MySQL Bugs: #108833: Suspicious Estimated Rows

Bug #108833	Suspicious Estimated Rows
Submitted:	20 Oct 2022 10:11	Modified:	20 Oct 2022 12:34
Reporter:	JINSHENG BA	Email Updates:
Status:	Verified	Impact on me:	None
Category:	MySQL Server: Optimizer	Severity:	S5 (Performance)
Version:	8.0.31	OS:	Ubuntu (20.04)
Assigned to:		CPU Architecture:	x86
Tags:	cardinality estimation

Description:
See this test case.
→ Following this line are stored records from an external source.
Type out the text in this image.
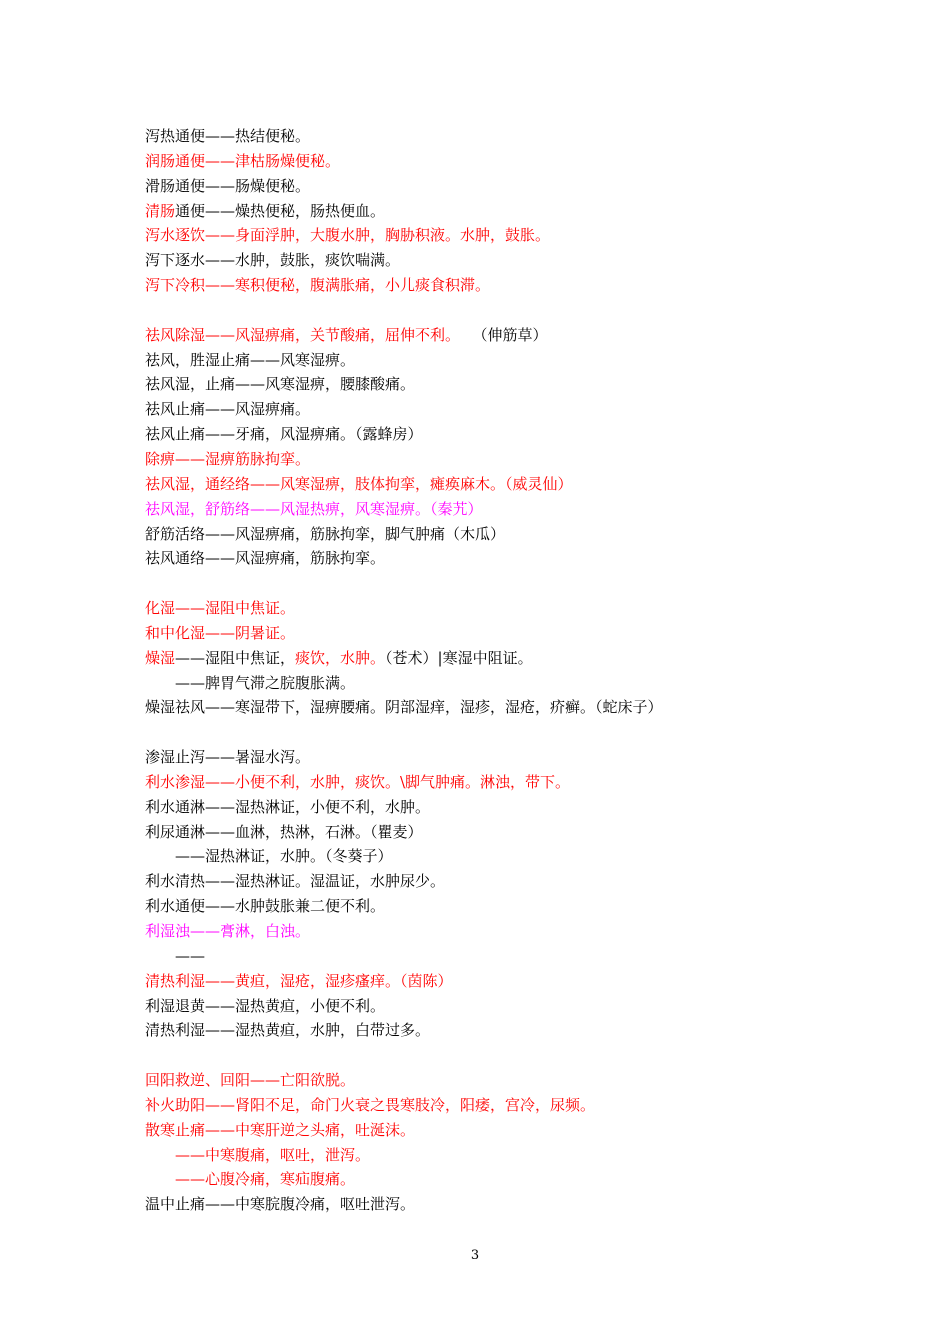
泻热通便——热结便秘。
润肠通便——津枯肠燥便秘。
滑肠通便——肠燥便秘。
清肠通便——燥热便秘，肠热便血。
泻水逐饮——身面浮肿，大腹水肿，胸胁积液。水肿，鼓胀。
泻下逐水——水肿，鼓胀，痰饮喘满。
泻下冷积——寒积便秘，腹满胀痛，小儿痰食积滞。
祛风除湿——风湿痹痛，关节酸痛，屈伸不利。 （伸筋草）
祛风，胜湿止痛——风寒湿痹。
祛风湿，止痛——风寒湿痹，腰膝酸痛。
祛风止痛——风湿痹痛。
祛风止痛——牙痛，风湿痹痛。（露蜂房）
除痹——湿痹筋脉拘挛。
祛风湿，通经络——风寒湿痹，肢体拘挛，瘫痪麻木。（威灵仙）
祛风湿，舒筋络——风湿热痹，风寒湿痹。（秦艽）
舒筋活络——风湿痹痛，筋脉拘挛，脚气肿痛（木瓜）
祛风通络——风湿痹痛，筋脉拘挛。
化湿——湿阻中焦证。
和中化湿——阴暑证。
燥湿——湿阻中焦证，痰饮，水肿。（苍术）|寒湿中阻证。
——脾胃气滞之脘腹胀满。
燥湿祛风——寒湿带下，湿痹腰痛。阴部湿痒，湿疹，湿疮，疥癣。（蛇床子）
渗湿止泻——暑湿水泻。
利水渗湿——小便不利，水肿，痰饮。\脚气肿痛。淋浊，带下。
利水通淋——湿热淋证，小便不利，水肿。
利尿通淋——血淋，热淋，石淋。（瞿麦）
——湿热淋证，水肿。（冬葵子）
利水清热——湿热淋证。湿温证，水肿尿少。
利水通便——水肿鼓胀兼二便不利。
利湿浊——膏淋，白浊。
——
清热利湿——黄疸，湿疮，湿疹瘙痒。（茵陈）
利湿退黄——湿热黄疸，小便不利。
清热利湿——湿热黄疸，水肿，白带过多。
回阳救逆、回阳——亡阳欲脱。
补火助阳——肾阳不足，命门火衰之畏寒肢冷，阳痿，宫冷，尿频。
散寒止痛——中寒肝逆之头痛，吐涎沫。
——中寒腹痛，呕吐，泄泻。
——心腹冷痛，寒疝腹痛。
温中止痛——中寒脘腹冷痛，呕吐泄泻。
3
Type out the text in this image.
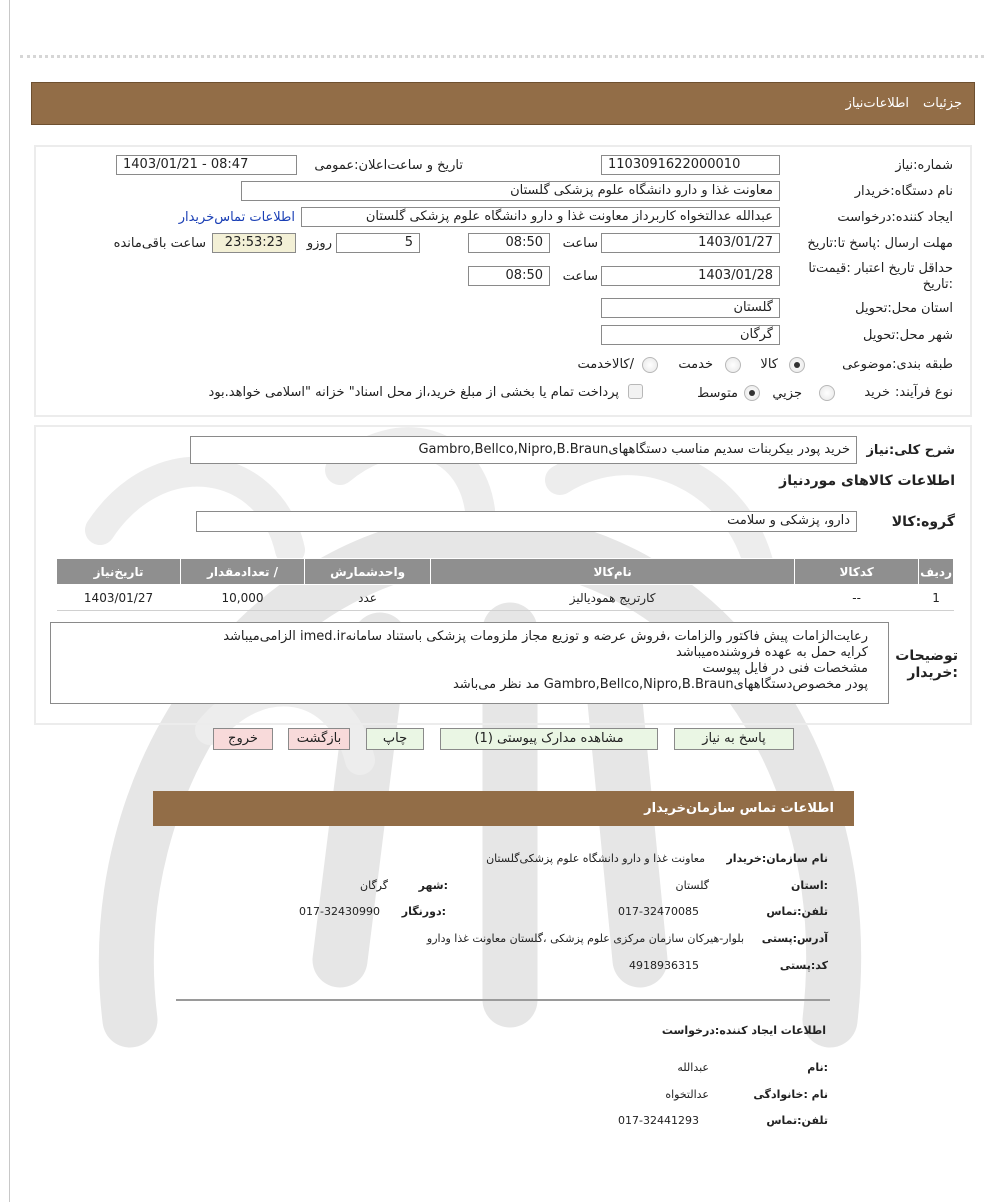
جزئیات
اطلاعات‌نیاز
شماره‌:نیاز
1103091622000010
تاریخ و ساعت‌اعلان:عمومی
1403/01/21 - 08:47
نام دستگاه:خریدار
معاونت غذا و دارو دانشگاه علوم پزشکی گلستان
ایجاد کننده:درخواست
عبدالله عدالتخواه کاربرداز معاونت غذا و دارو دانشگاه علوم پزشکی گلستان
اطلاعات تماس‌خریدار
مهلت ارسال :پاسخ تا:تاریخ
1403/01/27
ساعت
08:50
5
روزو
23:53:23
ساعت باقی‌مانده
حداقل تاریخ اعتبار :قیمت‌تا
:تاریخ
1403/01/28
ساعت
08:50
استان محل:تحویل
گلستان
شهر محل:تحویل
گرگان
طبقه بندی:موضوعی
کالا
خدمت
/کالاخدمت
نوع فرآیند:
خرید
جزیي
متوسط
پرداخت تمام یا بخشی از مبلغ خرید،از محل اسناد" خزانه "اسلامی خواهد.بود
شرح کلی:نیاز
خرید پودر بیکربنات سدیم مناسب دستگاههایGambro,Bellco,Nipro,B.Braun
اطلاعات کالاهای موردنیاز
گروه:کالا
دارو، پزشکی و سلامت
ردیف	کدکالا	نام‌کالا	واحدشمارش	/ تعدادمقدار	تاریخ‌نیاز
1	--	کارتریج همودیالیز	عدد	10,000	1403/01/27
توضیحات
:خریدار
رعایت‌الزامات پیش فاکتور والزامات ،فروش عرضه و توزیع مجاز ملزومات پزشکی باستناد سامانهimed.ir الزامی‌میباشد
کرایه حمل به عهده فروشنده‌میباشد
مشخصات فنی در فایل پیوست
پودر مخصوص‌دستگاههایGambro,Bellco,Nipro,B.Braun مد نظر می‌باشد
پاسخ به نیاز
مشاهده مدارک پیوستی (1)
چاپ
بازگشت
خروج
اطلاعات تماس سازمان‌خریدار
نام سازمان:خریدار
معاونت غذا و دارو دانشگاه علوم پزشکی‌گلستان
:استان
گلستان
:شهر
گرگان
تلفن:تماس
017-32470085
:دورنگار
017-32430990
آدرس:پستی
بلوار-هیرکان سازمان مرکزی علوم پزشکی ،گلستان معاونت غذا ودارو
کد:پستی
4918936315
اطلاعات ایجاد کننده:درخواست
:نام
عبدالله
نام :خانوادگی
عدالتخواه
تلفن:تماس
017-32441293
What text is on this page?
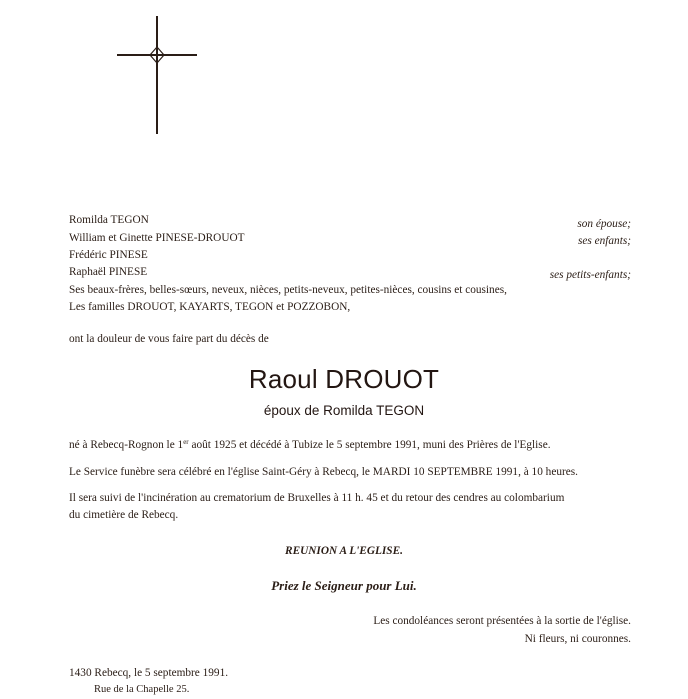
Romilda TEGON	son épouse;
William et Ginette PINESE-DROUOT	ses enfants;
Frédéric PINESE
Raphaël PINESE	ses petits-enfants;
Ses beaux-frères, belles-sœurs, neveux, nièces, petits-neveux, petites-nièces, cousins et cousines,
Les familles DROUOT, KAYARTS, TEGON et POZZOBON,
ont la douleur de vous faire part du décès de
Raoul DROUOT
époux de Romilda TEGON
né à Rebecq-Rognon le 1er août 1925 et décédé à Tubize le 5 septembre 1991, muni des Prières de l'Eglise.
Le Service funèbre sera célébré en l'église Saint-Géry à Rebecq, le MARDI 10 SEPTEMBRE 1991, à 10 heures.
Il sera suivi de l'incinération au crematorium de Bruxelles à 11 h. 45 et du retour des cendres au colombarium
du cimetière de Rebecq.
REUNION A L'EGLISE.
Priez le Seigneur pour Lui.
Les condoléances seront présentées à la sortie de l'église.
Ni fleurs, ni couronnes.
1430 Rebecq, le 5 septembre 1991.
Rue de la Chapelle 25.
The second SELECT is more restrictive than the first SELECT because of the WHERE clause, but why the second SELECT returns bigger number of estimated rows than that of the first SELECT?

CREATE TABLE t0(c0 VARCHAR(500), c1 TINYINT(83));
INSERT INTO t0 VALUES(1, 2), (3, NULL);
INSERT INTO t0(c0) VALUES(2);
INSERT INTO t0(c1) VALUES(NULL);
CREATE INDEX i0 USING HASH ON t0(c1, c0);
ANALYZE TABLE t0 UPDATE HISTOGRAM ON c0, c1;

EXPLAIN SELECT DISTINCT t0.c1 AS ref0 FROM t0 GROUP BY t0.c1; -- rows: 3
EXPLAIN SELECT DISTINCT t0.c1 AS ref0 FROM t0 WHERE t0.c0 > t0.c1 GROUP BY t0.c1; -- rows: 4

How to repeat:
$ sudo docker run -it -p 13306:3306 -e MYSQL_ROOT_PASSWORD=123456 mysql
$ mysql --host 127.0.0.1 -u root --password=123456 --port 13306

Then create a database and type the above test case.

Suggested fix:
I expect the second SELECT should return no more rows than the first SELECT.

As a reference, if we change the column types of c0 and c1 to INT, the results are expected as both SELECT return 4 rows.

Hello Jinsheng Ba,

Thank you for the report and test case.

regards,
Umesh